February 06, 2018
If you're a millennial living in California, buying homes doesn't come any harder. California ranked as the toughest state in the
nation for first-time home buyers, who typically would be in the
millennial age bracket of 18 to 34, according to a recent report by
Claes Bell, an analyst with Bankrate.com. There are several reasons the
Golden State placed last in the report, including the relatively high
cost of housing, the tight market for available entry-level homes and
the struggle that millennials face in saving for a down payment. In
Southern California, the median home price for new and resale homes hit
$460,000 in February, up 7% from a year earlier and the latest gain in
nearly five years of steady price increases, real estate firm CoreLogic
reported recently.
We asked Bell to walk us through the
reasons that California is the nation's hardest state for buying that
first house and how — despite the hurdles — it's still possible for
millennials to get into the market. Here's an edited excerpt: California
consumes one of the highest percentages of people's income for housing.
Folks in that typical first-time home buyer age range, anywhere from
the mid-20s to early 40s, are going to have a difficult time in many
cases finding room in their budget for a California-sized mortgage
payment. Not only do homes cost so much but they cost so much relative
to people's incomes. In California, people are going to be earning more
than the average state, but because the houses are just that much more
expensive, affordability becomes a real problem. Home builders are not
keeping up with demand for homes in California. There just aren't enough
homes being built relative to the growing number of households in
California. I looked at the growth of the housing stock and the growth
in the number of households from 2010 to 2015.
You would want
that growth spread to be getting wider, because that would show an
increase in housing relative to the number of people there.

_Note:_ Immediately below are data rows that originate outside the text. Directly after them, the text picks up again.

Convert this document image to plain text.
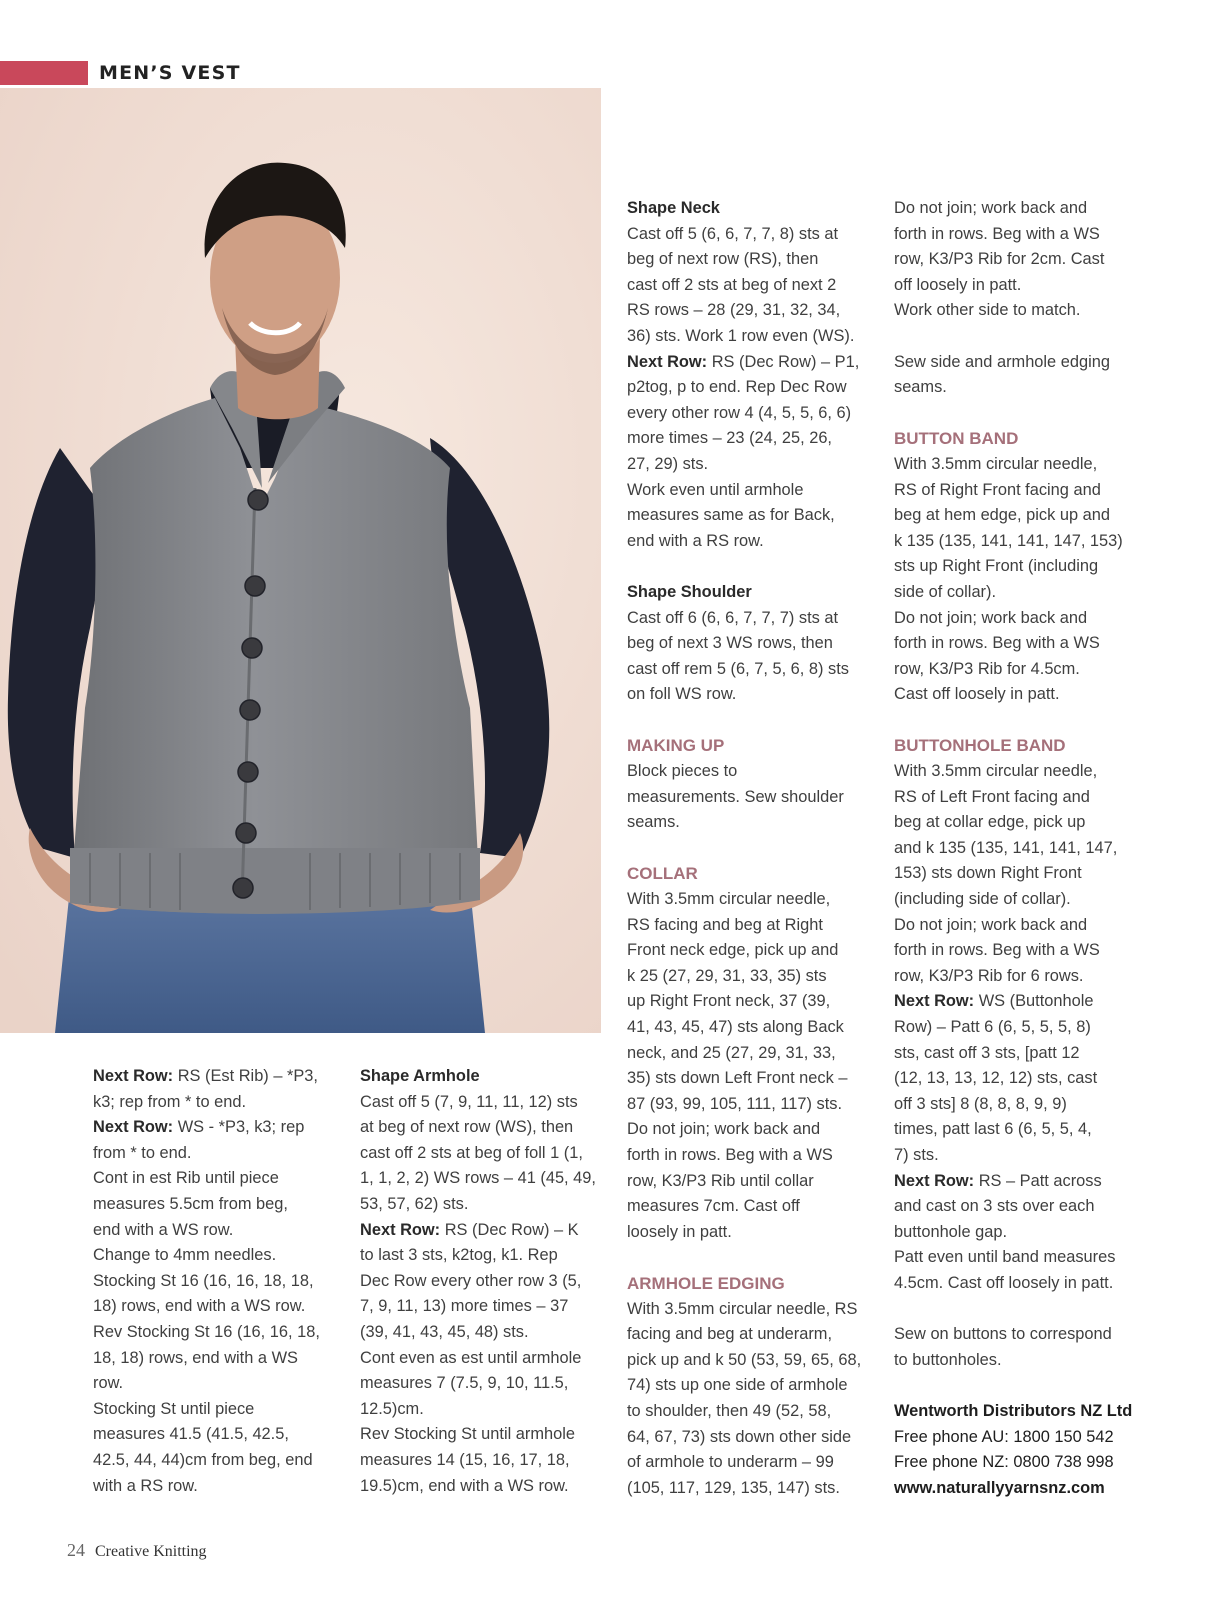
MEN’S VEST

Next Row: RS (Est Rib) – *P3,

k3; rep from * to end.

Next Row: WS - *P3, k3; rep

from * to end.

Cont in est Rib until piece

measures 5.5cm from beg,

end with a WS row.

Change to 4mm needles.

Stocking St 16 (16, 16, 18, 18,

18) rows, end with a WS row.

Rev Stocking St 16 (16, 16, 18,

18, 18) rows, end with a WS

row.

Stocking St until piece

measures 41.5 (41.5, 42.5,

42.5, 44, 44)cm from beg, end

with a RS row.

Shape Armhole

Cast off 5 (7, 9, 11, 11, 12) sts

at beg of next row (WS), then

cast off 2 sts at beg of foll 1 (1,

1, 1, 2, 2) WS rows – 41 (45, 49,

53, 57, 62) sts.

Next Row: RS (Dec Row) – K

to last 3 sts, k2tog, k1. Rep

Dec Row every other row 3 (5,

7, 9, 11, 13) more times – 37

(39, 41, 43, 45, 48) sts.

Cont even as est until armhole

measures 7 (7.5, 9, 10, 11.5,

12.5)cm.

Rev Stocking St until armhole

measures 14 (15, 16, 17, 18,

19.5)cm, end with a WS row.

Shape Neck

Cast off 5 (6, 6, 7, 7, 8) sts at

beg of next row (RS), then

cast off 2 sts at beg of next 2

RS rows – 28 (29, 31, 32, 34,

36) sts. Work 1 row even (WS).

Next Row: RS (Dec Row) – P1,

p2tog, p to end. Rep Dec Row

every other row 4 (4, 5, 5, 6, 6)

more times – 23 (24, 25, 26,

27, 29) sts.

Work even until armhole

measures same as for Back,

end with a RS row.

Shape Shoulder

Cast off 6 (6, 6, 7, 7, 7) sts at

beg of next 3 WS rows, then

cast off rem 5 (6, 7, 5, 6, 8) sts

on foll WS row.

MAKING UP

Block pieces to

measurements. Sew shoulder

seams.

COLLAR

With 3.5mm circular needle,

RS facing and beg at Right

Front neck edge, pick up and

k 25 (27, 29, 31, 33, 35) sts

up Right Front neck, 37 (39,

41, 43, 45, 47) sts along Back

neck, and 25 (27, 29, 31, 33,

35) sts down Left Front neck –

87 (93, 99, 105, 111, 117) sts.

Do not join; work back and

forth in rows. Beg with a WS

row, K3/P3 Rib until collar

measures 7cm. Cast off

loosely in patt.

ARMHOLE EDGING

With 3.5mm circular needle, RS

facing and beg at underarm,

pick up and k 50 (53, 59, 65, 68,

74) sts up one side of armhole

to shoulder, then 49 (52, 58,

64, 67, 73) sts down other side

of armhole to underarm – 99

(105, 117, 129, 135, 147) sts.

Do not join; work back and

forth in rows. Beg with a WS

row, K3/P3 Rib for 2cm. Cast

off loosely in patt.

Work other side to match.

Sew side and armhole edging

seams.

BUTTON BAND

With 3.5mm circular needle,

RS of Right Front facing and

beg at hem edge, pick up and

k 135 (135, 141, 141, 147, 153)

sts up Right Front (including

side of collar).

Do not join; work back and

forth in rows. Beg with a WS

row, K3/P3 Rib for 4.5cm.

Cast off loosely in patt.

BUTTONHOLE BAND

With 3.5mm circular needle,

RS of Left Front facing and

beg at collar edge, pick up

and k 135 (135, 141, 141, 147,

153) sts down Right Front

(including side of collar).

Do not join; work back and

forth in rows. Beg with a WS

row, K3/P3 Rib for 6 rows.

Next Row: WS (Buttonhole

Row) – Patt 6 (6, 5, 5, 5, 8)

sts, cast off 3 sts, [patt 12

(12, 13, 13, 12, 12) sts, cast

off 3 sts] 8 (8, 8, 8, 9, 9)

times, patt last 6 (6, 5, 5, 4,

7) sts.

Next Row: RS – Patt across

and cast on 3 sts over each

buttonhole gap.

Patt even until band measures

4.5cm. Cast off loosely in patt.

Sew on buttons to correspond

to buttonholes.

Wentworth Distributors NZ Ltd

Free phone AU: 1800 150 542

Free phone NZ: 0800 738 998

www.naturallyyarnsnz.com

24 Creative Knitting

Unfortunately, it's going the wrong way in California. The spread
basically is negative there. I've seen a lot of research in recent years
that the starter home that was kind of mainstay of the home-building
market has sort of fallen out of favor and they're just building more
homes at the top of the market for folks rolling over their equity from
another home. They're kind of leaving that bottom of the market
unsupplied. It's a huge issue, and it's going to be more of an issue as
more millennials grow into this prime first-time home buyer range and
it's going to have all kinds of problems down the line.